3) Far more absurd is "sharding", which IBM invented in the 80s and all the major vendors abandoned in the 90s.


My favorite phrase in this article was "four-dimensional enraged-leprechaun hypercube visualization".


Yes. If you are a large organization and have the money for licenses and DBAs, they're definitely worth it.

Not everyone is a startup. Not everyone cares about clever hacks and rag-tag scalability and bragging about how they scaled up to 10k transactions per second on YouTube. Sometimes you just want to throw $10M at the fucking thing and have it work so everyone in your company gets the data they need.


I also think there are established communities (and codebases) that have existed for decades built around some of these products (like Oracle or DB2 on the mainframe). This is also a consideration for many organizations large and small.

I'm not saying that the open source solutions can't be competitive from a technological standpoint, simply that they have to win on cost, availability of experienced people for dev and admin, and overcome what amounts to a late start in the market.

Plus, on the low end of the market, aren't there express editions of SQL Server and Oracle available for free? For lightweight use these would seem to be reasonable competitors to open source.


It also means non-techies in big organisations can hire people by certification and have a reasonable idea of what they're getting. "We run Oracle."


I think this is a huge part of the issue. I have worked professionally on the big three commercial rdbms (DB2 distributed - not mainframe -, SQL Server, and Oracle). I consider myself a SQL hacker with some DBA experience and knowledge, mainly around DB design and performance tuning.
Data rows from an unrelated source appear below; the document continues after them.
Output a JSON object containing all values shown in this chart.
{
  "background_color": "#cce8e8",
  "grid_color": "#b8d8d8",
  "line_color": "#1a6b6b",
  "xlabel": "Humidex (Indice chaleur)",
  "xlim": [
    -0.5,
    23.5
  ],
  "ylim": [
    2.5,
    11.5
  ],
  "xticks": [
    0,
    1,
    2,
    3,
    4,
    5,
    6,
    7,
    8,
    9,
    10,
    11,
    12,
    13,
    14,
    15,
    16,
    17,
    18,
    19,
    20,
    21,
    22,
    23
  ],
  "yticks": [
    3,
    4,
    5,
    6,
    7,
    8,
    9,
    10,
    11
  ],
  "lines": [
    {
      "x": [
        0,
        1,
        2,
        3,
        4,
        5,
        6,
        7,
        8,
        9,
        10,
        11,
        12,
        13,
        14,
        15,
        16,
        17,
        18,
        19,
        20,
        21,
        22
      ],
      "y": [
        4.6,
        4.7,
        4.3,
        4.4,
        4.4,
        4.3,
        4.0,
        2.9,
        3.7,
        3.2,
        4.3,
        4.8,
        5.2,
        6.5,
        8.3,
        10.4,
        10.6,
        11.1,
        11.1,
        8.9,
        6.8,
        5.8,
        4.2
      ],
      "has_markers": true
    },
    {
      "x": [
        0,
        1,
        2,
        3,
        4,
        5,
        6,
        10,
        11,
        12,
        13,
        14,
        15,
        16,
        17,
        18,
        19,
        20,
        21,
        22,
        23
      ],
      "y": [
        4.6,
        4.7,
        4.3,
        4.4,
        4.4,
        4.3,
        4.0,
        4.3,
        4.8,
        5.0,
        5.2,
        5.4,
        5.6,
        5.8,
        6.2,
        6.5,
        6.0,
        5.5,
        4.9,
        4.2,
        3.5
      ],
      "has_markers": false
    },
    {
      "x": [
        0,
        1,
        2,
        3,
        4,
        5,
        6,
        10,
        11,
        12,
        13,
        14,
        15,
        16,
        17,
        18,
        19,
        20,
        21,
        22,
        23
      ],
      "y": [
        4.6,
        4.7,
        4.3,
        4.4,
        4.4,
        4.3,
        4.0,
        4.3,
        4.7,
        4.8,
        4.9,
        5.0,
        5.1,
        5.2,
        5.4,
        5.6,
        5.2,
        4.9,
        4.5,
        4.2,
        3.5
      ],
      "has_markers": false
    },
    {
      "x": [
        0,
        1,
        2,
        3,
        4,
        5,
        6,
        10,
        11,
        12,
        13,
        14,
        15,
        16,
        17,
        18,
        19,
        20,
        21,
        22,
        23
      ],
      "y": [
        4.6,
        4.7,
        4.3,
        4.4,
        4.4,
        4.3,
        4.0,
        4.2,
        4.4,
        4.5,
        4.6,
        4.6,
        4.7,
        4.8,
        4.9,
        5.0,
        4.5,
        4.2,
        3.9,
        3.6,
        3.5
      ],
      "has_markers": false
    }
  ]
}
I simply don't care what rdbms I coding to, I can tweak to leverage quirkiness in T-SQL or PL/SQL if needed or advantageous to a project. And, <whispering>, PL/pgSQL.

A common experience for me when job searching is to apply for a job where, for example, they are primarily looking for Oracle PL/SQL development. I've been doing SQL coding for roughly 8 years, the last 2 years or so have been primarily in Oracle PL/SQL. I have been turned down for interviews with feedback that says "oh, we need someone with 5 years of Oracle development work."

If it's techies doing the resume reviews, I always get at least an interview. Sometimes even then, I have to sell the fact that SQL skills transfer nicely between rdbms harder than I should.


IT and most departments have a budget, the more you spend the more budget you get next year. Nobody tries to reduce budget by saving here and there. Au contraire, you have to come up with ways to increase headcounts and needed resources so you get more budget next year.

Unfortunately that's how the corporate world works.